The original BSC created by the RBGE was employed as the basis of strategy and performance reviews. However, the prospect of a strategic review by an international peer group, along with an imperative to demonstrate alignment to the Scottish Government’s National Outcomes, prompted a deeper look at the organisation’s strategic objectives and underlying perspectives.
The ensuing revisions included improved alignment between the RBGE’s ‘impact’ perspective and its ‘activity’ perspective. This review also led to the development of an objective costing system linked to an existing performance management system that improved monitoring of performance against strategic objectives.
- The Balanced Scorecard can be adapted to suit an individual organisation.
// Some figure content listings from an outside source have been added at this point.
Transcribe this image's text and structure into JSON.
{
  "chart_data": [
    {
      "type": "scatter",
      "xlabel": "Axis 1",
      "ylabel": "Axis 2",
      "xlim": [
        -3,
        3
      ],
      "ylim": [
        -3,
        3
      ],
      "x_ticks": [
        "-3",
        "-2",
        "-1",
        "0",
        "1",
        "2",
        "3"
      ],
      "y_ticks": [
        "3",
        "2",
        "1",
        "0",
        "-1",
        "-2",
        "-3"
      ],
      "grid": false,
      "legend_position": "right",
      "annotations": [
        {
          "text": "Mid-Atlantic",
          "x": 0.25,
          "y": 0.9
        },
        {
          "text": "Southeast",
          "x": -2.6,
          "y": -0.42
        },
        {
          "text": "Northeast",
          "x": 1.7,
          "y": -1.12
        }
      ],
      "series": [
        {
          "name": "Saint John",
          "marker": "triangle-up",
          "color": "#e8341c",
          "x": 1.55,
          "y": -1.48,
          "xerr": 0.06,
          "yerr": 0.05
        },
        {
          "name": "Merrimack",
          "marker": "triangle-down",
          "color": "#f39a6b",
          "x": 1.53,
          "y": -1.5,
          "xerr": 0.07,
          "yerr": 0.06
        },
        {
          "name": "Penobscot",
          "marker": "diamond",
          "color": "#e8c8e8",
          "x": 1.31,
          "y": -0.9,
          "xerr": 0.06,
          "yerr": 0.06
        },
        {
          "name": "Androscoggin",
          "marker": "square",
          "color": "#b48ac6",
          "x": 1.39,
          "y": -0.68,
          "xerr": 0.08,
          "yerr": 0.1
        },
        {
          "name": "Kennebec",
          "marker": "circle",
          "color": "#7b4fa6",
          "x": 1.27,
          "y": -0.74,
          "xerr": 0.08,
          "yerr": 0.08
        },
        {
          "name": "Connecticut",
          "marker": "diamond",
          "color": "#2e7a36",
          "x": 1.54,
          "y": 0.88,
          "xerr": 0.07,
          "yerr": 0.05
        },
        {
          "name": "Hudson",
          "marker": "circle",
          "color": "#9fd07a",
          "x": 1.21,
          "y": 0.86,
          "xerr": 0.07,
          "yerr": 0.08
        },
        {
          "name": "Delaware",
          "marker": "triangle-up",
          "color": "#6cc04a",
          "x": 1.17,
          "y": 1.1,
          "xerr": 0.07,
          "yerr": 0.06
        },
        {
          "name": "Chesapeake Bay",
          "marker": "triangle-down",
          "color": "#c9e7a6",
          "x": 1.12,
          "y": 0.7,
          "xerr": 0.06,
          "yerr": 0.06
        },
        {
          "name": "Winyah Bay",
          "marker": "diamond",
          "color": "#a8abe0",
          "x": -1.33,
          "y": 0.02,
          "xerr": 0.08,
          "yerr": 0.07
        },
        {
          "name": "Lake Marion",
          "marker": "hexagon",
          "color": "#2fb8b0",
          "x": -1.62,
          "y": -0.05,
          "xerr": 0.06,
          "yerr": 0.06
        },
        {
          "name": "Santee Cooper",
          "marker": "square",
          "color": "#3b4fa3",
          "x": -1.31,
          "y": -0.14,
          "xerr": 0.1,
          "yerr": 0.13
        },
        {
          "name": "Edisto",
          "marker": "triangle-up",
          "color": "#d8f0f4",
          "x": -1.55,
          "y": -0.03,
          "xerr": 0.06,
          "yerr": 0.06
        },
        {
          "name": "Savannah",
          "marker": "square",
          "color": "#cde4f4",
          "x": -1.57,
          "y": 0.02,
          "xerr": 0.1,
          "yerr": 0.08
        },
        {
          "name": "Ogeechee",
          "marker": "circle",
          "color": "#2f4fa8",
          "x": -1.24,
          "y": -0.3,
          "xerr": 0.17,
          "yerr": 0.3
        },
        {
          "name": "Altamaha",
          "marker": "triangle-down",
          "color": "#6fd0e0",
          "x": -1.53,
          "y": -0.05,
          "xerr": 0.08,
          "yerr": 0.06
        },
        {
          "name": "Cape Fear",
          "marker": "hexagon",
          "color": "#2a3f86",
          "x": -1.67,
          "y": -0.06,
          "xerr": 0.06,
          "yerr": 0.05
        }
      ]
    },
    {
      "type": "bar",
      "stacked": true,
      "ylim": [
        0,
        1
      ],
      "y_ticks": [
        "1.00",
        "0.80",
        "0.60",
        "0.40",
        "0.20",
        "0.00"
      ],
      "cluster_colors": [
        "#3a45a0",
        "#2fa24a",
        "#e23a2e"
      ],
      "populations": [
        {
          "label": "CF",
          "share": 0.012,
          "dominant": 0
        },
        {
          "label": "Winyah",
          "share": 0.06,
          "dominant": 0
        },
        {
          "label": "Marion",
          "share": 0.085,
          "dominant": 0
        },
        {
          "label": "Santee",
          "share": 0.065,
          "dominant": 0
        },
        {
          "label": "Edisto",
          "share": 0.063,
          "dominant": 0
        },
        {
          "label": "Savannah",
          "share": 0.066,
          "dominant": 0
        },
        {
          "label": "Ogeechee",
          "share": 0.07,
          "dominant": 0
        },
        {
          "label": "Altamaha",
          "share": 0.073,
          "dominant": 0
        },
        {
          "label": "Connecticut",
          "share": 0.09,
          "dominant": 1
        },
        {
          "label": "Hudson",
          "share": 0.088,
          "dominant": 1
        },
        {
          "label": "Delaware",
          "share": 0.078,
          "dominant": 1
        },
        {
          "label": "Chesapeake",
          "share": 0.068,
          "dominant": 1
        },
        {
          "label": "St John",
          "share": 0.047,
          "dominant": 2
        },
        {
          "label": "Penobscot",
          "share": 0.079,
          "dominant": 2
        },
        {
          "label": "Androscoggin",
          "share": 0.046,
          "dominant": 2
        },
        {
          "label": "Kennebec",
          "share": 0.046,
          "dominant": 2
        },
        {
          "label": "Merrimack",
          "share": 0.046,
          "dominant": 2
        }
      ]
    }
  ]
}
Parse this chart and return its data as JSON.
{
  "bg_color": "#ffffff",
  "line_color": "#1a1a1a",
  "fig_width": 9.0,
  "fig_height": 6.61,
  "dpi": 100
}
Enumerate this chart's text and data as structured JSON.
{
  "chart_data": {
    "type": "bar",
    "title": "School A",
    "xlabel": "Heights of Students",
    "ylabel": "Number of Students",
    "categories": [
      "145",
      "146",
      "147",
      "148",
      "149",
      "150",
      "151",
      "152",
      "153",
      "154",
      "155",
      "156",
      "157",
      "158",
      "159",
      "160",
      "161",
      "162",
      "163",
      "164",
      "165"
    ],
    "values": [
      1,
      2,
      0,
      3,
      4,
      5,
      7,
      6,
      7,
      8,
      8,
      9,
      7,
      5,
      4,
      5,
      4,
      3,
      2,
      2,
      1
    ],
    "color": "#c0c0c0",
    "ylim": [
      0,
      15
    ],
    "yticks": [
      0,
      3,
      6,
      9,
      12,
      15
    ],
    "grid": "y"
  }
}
- The effort and commitment required from senior management to transform strategic management processes should not be underestimated.
- Resistance to change may result as individuals become more accountable for their actions.
- Management accountants are well-placed in the organisation to become very involved in the development of the Balanced Scorecard and implementation process, thereby becoming an important strategic partner in the business.